Here is how strategy making is supposed to work. The president makes the hardest decisions up front. He defines the mission…the goals and makes a commitment on the resources that will be dedicated to reach the goals.

Witness FDR on the eve of World War II or Ike during the Cold War, each started by leading…they knew the goal, non-negotiable surrender for WW II, containment for the Cold War, before they started. They also knew how much national treasure they’d commit, everything for FDR, 50 percent of the federal budget for Ike. They also had confidence in their leadership. They led the American people, that’s what war leaders do, they didn’t let the polls lead them.

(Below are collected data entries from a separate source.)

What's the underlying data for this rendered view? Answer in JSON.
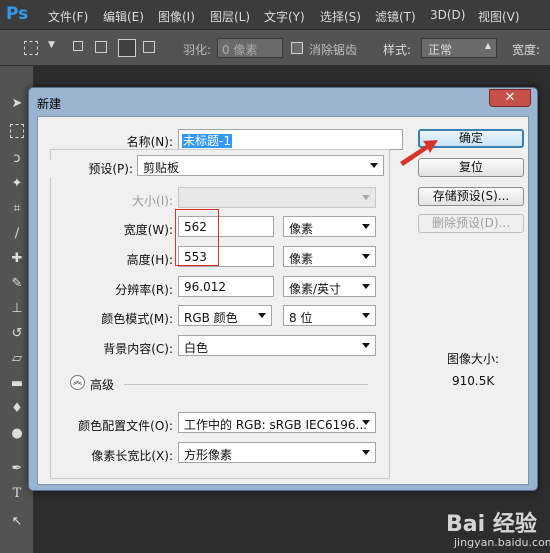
{
  "app": {
    "logo": "Ps",
    "menu": [
      "文件(F)",
      "编辑(E)",
      "图像(I)",
      "图层(L)",
      "文字(Y)",
      "选择(S)",
      "滤镜(T)",
      "3D(D)",
      "视图(V)"
    ]
  },
  "options_bar": {
    "feather_label": "羽化:",
    "feather_value": "0 像素",
    "antialias_label": "消除锯齿",
    "style_label": "样式:",
    "style_value": "正常",
    "width_label": "宽度:"
  },
  "dialog": {
    "title": "新建",
    "close_glyph": "✕",
    "name_label": "名称(N):",
    "name_value": "未标题-1",
    "preset_label": "预设(P):",
    "preset_value": "剪贴板",
    "size_label": "大小(I):",
    "size_value": "",
    "width_label": "宽度(W):",
    "width_value": "562",
    "width_unit": "像素",
    "height_label": "高度(H):",
    "height_value": "553",
    "height_unit": "像素",
    "resolution_label": "分辨率(R):",
    "resolution_value": "96.012",
    "resolution_unit": "像素/英寸",
    "color_mode_label": "颜色模式(M):",
    "color_mode_value": "RGB 颜色",
    "bit_depth_value": "8 位",
    "background_label": "背景内容(C):",
    "background_value": "白色",
    "advanced_label": "高级",
    "advanced_glyph": "︽",
    "color_profile_label": "颜色配置文件(O):",
    "color_profile_value": "工作中的 RGB: sRGB IEC6196...",
    "pixel_aspect_label": "像素长宽比(X):",
    "pixel_aspect_value": "方形像素",
    "ok_button": "确定",
    "reset_button": "复位",
    "save_preset_button": "存储预设(S)...",
    "delete_preset_button": "删除预设(D)...",
    "image_size_label": "图像大小:",
    "image_size_value": "910.5K"
  },
  "watermark": {
    "logo": "Bai 经验",
    "url": "jingyan.baidu.com"
  },
  "colors": {
    "annotation_red": "#d9342b",
    "dialog_frame": "#9ab3cf",
    "ps_dark": "#3c3c3c"
  }
}
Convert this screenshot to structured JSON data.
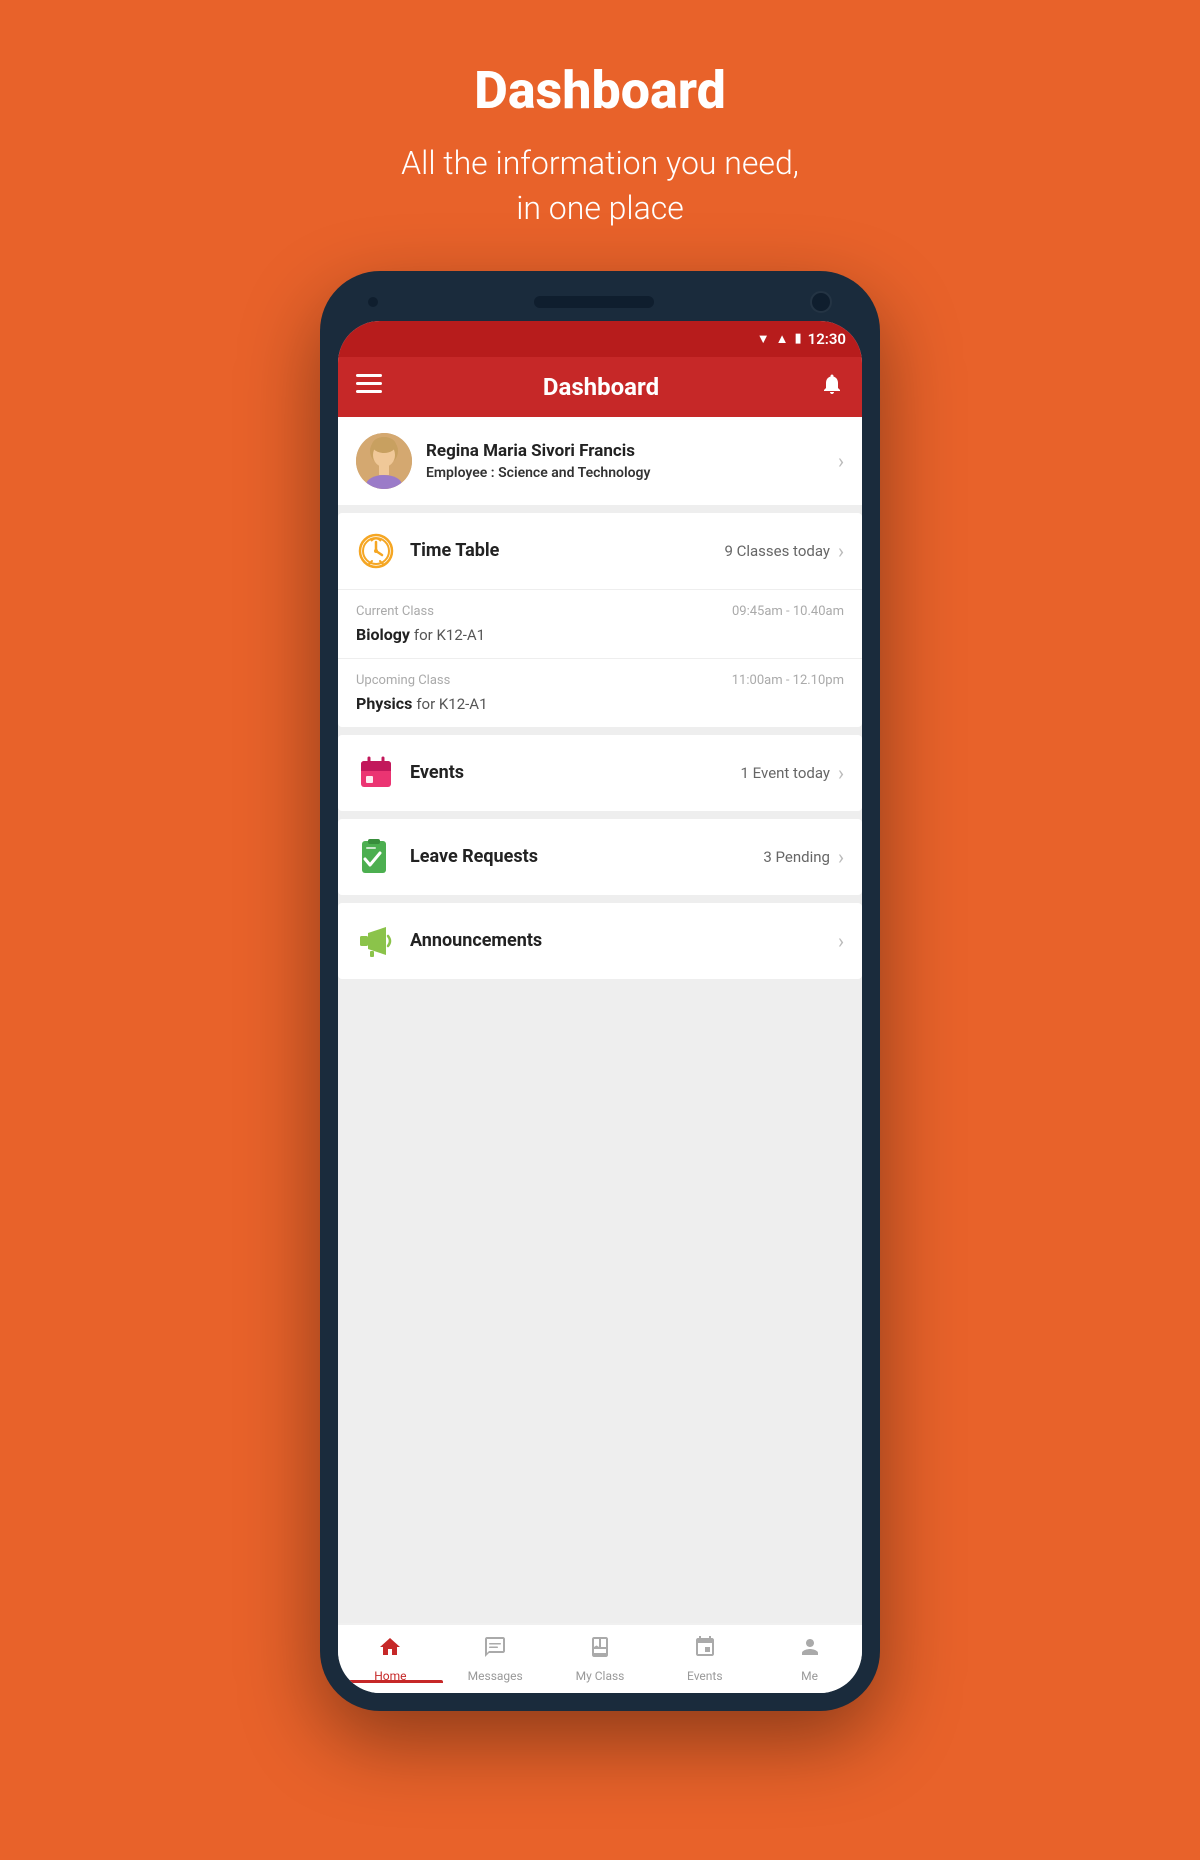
{
  "page": {
    "title": "Dashboard",
    "subtitle_line1": "All the information you need,",
    "subtitle_line2": "in one place"
  },
  "status_bar": {
    "time": "12:30"
  },
  "app_bar": {
    "title": "Dashboard",
    "menu_icon": "☰",
    "bell_icon": "🔔"
  },
  "profile": {
    "name": "Regina Maria Sivori Francis",
    "role_label": "Employee : ",
    "role_value": "Science and Technology"
  },
  "timetable_card": {
    "title": "Time Table",
    "subtitle": "9 Classes today",
    "current_class": {
      "type": "Current Class",
      "time": "09:45am - 10.40am",
      "subject": "Biology",
      "for_text": " for K12-A1"
    },
    "upcoming_class": {
      "type": "Upcoming Class",
      "time": "11:00am - 12.10pm",
      "subject": "Physics",
      "for_text": " for K12-A1"
    }
  },
  "events_card": {
    "title": "Events",
    "subtitle": "1 Event today"
  },
  "leave_requests_card": {
    "title": "Leave Requests",
    "subtitle": "3 Pending"
  },
  "announcements_card": {
    "title": "Announcements"
  },
  "bottom_nav": {
    "items": [
      {
        "id": "home",
        "label": "Home",
        "active": true
      },
      {
        "id": "messages",
        "label": "Messages",
        "active": false
      },
      {
        "id": "myclass",
        "label": "My Class",
        "active": false
      },
      {
        "id": "events",
        "label": "Events",
        "active": false
      },
      {
        "id": "me",
        "label": "Me",
        "active": false
      }
    ]
  },
  "colors": {
    "primary": "#c62828",
    "orange_bg": "#E8622A",
    "dark_navy": "#1a2b3c"
  }
}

Then they set the strategists to working drafting the strategies to win. We have plenty of evidence Obama has turned this process on its head.He sent a general off to right a strategy without a mission. He was not clear on his goals. He didn’t know to what lengths he’d go to fight his “war of necessity.” When the general came back with a politically incorrect strategy, one that didn’t fit the domestic agenda, the president just started shopping for a new strategy. That meant rooting around for new goals and ways that were more politically acceptable.

The admission that the president is unsure of the mission in Afghanistan and unsure of how far he’ll go to win is a colossal demonstration of a crisis in presidential leadership.

Why do we care if the president learns the painful lessons of poor strategy making on the job? Because we’ll feel the pain.

In adjusting the strategy to what is desirable rather than what is necessary to win a necessary war the president starts down the road to defeat.

The president probably won’t chose to do less in Afghanistan, at least right away, because he can’t afford to look too soft on national security, but he is not likely to do much more. This incremental strategy is bound to fail, because the enemy will just incrementally adjust, and for them not losing is winning, for us not winning is losing.

A strategy driven by political accommodation rather than the reality of warfare is folly.